Many humans love to start their day with a hot cup of coffee, and new research suggests honeybees feel the same way.
A team of researchers observed honeybees generally choose caffeinated nectar over non-caffeinated nectar, the University of Essex reported. The findings also suggest that the plants are using the addictive caffeine to trick bees into visiting them repeatedly, increasing pollination.
"These new findings are a reminder that, while mutually dependent, the interests of plants and pollinators don't always align," said study leader Margaret Couvillon, of the University's Laboratory of Apiculture and Social Insects. "Some plants, through the action of a secondary compound like caffeine that is present in nectar, may be tricking the honey bee by securing loyal and faithful foraging and recruitment [behaviors], perhaps without providing the best quality forage."

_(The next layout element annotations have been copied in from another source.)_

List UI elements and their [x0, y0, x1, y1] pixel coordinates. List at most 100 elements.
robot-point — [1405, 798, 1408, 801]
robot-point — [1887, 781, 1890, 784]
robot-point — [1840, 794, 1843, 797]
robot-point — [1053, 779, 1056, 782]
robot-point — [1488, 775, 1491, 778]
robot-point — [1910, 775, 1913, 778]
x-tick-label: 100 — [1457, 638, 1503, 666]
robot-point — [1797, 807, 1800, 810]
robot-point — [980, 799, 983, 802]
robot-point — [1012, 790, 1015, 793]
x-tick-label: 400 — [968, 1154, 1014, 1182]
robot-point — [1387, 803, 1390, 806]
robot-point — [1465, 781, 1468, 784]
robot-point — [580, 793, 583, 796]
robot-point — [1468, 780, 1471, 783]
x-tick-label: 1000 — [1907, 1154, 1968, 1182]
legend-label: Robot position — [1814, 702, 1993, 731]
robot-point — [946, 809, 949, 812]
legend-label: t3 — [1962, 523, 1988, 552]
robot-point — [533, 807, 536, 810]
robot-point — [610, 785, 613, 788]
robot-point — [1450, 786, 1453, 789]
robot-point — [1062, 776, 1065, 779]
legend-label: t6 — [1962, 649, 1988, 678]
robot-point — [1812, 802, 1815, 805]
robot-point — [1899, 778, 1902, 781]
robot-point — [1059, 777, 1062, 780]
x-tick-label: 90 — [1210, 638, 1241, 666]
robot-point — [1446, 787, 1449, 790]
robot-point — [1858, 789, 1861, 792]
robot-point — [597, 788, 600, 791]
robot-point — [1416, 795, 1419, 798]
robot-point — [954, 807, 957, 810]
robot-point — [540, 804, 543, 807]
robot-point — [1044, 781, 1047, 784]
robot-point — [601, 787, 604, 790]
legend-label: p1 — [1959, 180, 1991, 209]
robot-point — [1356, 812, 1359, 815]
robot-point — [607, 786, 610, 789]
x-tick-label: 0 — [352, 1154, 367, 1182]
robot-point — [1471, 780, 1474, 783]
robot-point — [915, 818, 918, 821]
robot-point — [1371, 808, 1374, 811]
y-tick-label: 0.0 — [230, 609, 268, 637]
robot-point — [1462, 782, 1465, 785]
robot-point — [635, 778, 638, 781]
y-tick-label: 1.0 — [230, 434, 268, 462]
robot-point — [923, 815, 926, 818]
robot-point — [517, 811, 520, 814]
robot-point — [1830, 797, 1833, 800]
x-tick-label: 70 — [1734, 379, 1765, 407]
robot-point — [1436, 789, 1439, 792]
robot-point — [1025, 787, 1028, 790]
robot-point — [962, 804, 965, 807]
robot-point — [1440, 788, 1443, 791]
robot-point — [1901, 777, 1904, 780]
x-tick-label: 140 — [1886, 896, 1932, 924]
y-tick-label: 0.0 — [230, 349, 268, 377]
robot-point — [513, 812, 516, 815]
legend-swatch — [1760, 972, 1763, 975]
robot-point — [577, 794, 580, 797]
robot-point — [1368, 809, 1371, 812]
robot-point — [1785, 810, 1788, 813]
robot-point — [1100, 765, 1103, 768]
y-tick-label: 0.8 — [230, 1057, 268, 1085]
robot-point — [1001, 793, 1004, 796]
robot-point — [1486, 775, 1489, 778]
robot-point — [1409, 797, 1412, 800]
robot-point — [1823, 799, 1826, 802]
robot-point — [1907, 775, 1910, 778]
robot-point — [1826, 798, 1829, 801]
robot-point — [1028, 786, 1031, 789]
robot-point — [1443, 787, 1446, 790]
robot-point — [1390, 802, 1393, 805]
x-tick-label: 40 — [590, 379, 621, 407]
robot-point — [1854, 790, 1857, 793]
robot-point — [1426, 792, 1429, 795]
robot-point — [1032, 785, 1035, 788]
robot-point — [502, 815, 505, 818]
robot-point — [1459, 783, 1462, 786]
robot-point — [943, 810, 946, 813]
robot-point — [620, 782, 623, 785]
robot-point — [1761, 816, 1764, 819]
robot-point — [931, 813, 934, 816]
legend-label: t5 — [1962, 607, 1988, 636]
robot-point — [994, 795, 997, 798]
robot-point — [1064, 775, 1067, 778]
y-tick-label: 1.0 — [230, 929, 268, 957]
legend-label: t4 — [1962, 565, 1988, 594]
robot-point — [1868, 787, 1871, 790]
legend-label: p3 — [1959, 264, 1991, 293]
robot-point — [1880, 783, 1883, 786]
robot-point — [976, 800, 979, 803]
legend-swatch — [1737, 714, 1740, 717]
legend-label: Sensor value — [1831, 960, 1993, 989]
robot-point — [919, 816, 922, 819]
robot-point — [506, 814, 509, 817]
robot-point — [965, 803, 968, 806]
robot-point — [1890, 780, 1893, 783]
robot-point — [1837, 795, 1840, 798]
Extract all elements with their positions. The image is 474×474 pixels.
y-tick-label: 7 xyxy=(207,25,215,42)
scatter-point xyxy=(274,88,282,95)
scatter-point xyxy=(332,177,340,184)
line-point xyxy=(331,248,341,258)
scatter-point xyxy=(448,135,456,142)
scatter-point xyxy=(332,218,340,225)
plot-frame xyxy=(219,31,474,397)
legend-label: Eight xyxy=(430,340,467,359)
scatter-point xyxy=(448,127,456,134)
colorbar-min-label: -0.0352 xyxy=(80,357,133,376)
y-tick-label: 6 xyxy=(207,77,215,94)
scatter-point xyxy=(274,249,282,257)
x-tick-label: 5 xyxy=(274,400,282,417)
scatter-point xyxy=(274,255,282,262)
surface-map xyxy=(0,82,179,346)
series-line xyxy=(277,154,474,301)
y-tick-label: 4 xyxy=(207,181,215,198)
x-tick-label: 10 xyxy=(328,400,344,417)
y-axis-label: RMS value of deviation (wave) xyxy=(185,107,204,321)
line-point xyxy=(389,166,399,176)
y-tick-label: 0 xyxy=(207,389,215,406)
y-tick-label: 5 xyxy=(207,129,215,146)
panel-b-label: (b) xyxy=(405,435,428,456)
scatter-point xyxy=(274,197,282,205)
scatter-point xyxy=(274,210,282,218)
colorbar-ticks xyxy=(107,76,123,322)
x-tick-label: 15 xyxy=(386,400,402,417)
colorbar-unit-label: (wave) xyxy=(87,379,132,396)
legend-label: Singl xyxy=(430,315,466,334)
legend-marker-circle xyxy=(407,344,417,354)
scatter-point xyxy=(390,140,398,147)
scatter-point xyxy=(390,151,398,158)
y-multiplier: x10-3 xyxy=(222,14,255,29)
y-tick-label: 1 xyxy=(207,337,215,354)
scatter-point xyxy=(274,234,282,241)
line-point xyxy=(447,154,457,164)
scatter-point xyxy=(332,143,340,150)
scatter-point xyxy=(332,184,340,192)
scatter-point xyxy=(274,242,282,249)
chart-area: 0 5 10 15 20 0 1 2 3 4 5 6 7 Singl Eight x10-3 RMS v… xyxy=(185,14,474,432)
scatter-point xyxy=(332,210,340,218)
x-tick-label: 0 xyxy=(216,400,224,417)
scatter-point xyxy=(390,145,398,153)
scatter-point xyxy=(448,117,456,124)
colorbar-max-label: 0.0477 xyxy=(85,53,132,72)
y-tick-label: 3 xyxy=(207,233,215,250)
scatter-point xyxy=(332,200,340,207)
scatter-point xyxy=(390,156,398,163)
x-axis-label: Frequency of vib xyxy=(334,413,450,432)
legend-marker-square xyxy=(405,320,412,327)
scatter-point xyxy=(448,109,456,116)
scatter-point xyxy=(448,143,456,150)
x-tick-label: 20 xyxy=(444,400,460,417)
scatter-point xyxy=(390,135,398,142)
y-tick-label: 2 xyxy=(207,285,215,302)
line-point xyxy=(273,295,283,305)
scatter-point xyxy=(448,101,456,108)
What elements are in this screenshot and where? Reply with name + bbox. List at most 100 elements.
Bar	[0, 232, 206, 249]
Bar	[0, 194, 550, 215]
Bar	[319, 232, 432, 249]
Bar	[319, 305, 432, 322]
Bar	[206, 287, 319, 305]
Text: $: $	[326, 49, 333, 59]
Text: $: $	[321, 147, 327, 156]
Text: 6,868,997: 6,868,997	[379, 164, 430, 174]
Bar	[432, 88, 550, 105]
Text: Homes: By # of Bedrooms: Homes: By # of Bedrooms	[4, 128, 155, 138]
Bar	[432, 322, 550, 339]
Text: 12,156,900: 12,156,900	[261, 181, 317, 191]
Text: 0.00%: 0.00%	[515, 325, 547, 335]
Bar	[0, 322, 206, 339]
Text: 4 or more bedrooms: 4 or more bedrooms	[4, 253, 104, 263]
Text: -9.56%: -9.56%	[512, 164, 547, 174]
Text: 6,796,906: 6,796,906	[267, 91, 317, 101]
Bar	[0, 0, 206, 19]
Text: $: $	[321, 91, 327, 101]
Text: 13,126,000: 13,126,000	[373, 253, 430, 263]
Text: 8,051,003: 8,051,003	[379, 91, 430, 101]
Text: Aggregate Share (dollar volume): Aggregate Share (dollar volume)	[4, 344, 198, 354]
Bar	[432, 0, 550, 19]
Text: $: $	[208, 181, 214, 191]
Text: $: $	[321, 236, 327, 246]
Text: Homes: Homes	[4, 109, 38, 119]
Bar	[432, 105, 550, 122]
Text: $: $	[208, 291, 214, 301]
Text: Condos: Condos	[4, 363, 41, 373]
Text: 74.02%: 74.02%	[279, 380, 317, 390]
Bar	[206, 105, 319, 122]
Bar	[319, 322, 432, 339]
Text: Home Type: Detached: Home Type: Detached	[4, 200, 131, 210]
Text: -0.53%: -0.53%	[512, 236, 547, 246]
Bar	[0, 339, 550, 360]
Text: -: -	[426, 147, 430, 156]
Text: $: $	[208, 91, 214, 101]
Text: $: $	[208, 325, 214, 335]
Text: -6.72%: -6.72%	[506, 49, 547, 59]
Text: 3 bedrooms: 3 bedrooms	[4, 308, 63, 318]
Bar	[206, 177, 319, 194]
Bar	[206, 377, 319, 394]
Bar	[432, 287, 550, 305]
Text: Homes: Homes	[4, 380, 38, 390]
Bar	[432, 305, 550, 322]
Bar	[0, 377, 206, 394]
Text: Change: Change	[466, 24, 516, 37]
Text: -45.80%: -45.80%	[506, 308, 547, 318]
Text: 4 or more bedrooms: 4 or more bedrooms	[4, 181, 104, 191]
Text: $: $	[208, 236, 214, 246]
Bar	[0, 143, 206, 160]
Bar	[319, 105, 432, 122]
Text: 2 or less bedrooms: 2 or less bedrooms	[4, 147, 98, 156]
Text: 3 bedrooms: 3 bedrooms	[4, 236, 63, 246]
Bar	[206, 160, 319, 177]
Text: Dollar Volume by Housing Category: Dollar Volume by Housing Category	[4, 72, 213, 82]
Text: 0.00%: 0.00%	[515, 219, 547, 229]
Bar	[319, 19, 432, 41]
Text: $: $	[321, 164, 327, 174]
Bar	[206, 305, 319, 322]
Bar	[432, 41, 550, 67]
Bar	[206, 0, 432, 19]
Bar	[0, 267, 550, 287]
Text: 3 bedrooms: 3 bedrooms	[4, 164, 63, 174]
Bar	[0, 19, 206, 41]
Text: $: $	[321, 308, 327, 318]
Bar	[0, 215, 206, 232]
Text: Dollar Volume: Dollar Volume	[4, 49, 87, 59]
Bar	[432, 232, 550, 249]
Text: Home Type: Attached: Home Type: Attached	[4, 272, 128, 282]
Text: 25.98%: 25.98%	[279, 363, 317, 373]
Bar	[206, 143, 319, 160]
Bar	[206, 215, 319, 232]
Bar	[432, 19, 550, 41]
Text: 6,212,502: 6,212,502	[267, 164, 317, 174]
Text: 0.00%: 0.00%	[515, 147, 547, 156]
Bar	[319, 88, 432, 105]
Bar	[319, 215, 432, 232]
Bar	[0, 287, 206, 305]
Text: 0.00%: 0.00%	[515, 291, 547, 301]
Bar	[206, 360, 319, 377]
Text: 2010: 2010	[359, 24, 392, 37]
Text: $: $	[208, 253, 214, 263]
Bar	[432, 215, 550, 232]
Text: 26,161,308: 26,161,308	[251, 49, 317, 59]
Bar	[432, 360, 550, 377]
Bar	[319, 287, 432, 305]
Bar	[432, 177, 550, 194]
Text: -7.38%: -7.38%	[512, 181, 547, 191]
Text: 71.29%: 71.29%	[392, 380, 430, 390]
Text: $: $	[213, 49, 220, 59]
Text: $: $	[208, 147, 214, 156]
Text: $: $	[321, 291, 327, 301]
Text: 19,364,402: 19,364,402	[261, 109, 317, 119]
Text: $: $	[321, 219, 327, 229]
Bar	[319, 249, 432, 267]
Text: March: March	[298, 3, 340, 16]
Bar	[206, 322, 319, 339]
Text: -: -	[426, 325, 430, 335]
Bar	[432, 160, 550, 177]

Past studies have found bees are better at learning and have improved memories when they are under the influence of caffeine, suggesting a role for the reward pathway in bees' brains.
"I could not help but wonder how caffeine would affect the natural behaviours as seen in the field," Couvillon said.
To make their findings, the researchers observed bees' response to a sucrose solution with or without a dose of caffeine similar to what occurs naturally in some plants. They determined the caffeine caused the bees to exhibit more foraging behaviors. The bees directed their peers to the caffeinated samples through what is referred to as a "waggle dance" four times more frequently than non-caffeinated samples. The bees were more likely to return to caffeinated sites, and less likely to search for other resources. The researchers noted this could be problematic if the caffeinated nectar were to run dry.
The findings were published in a recent edition of the journal Current Biology.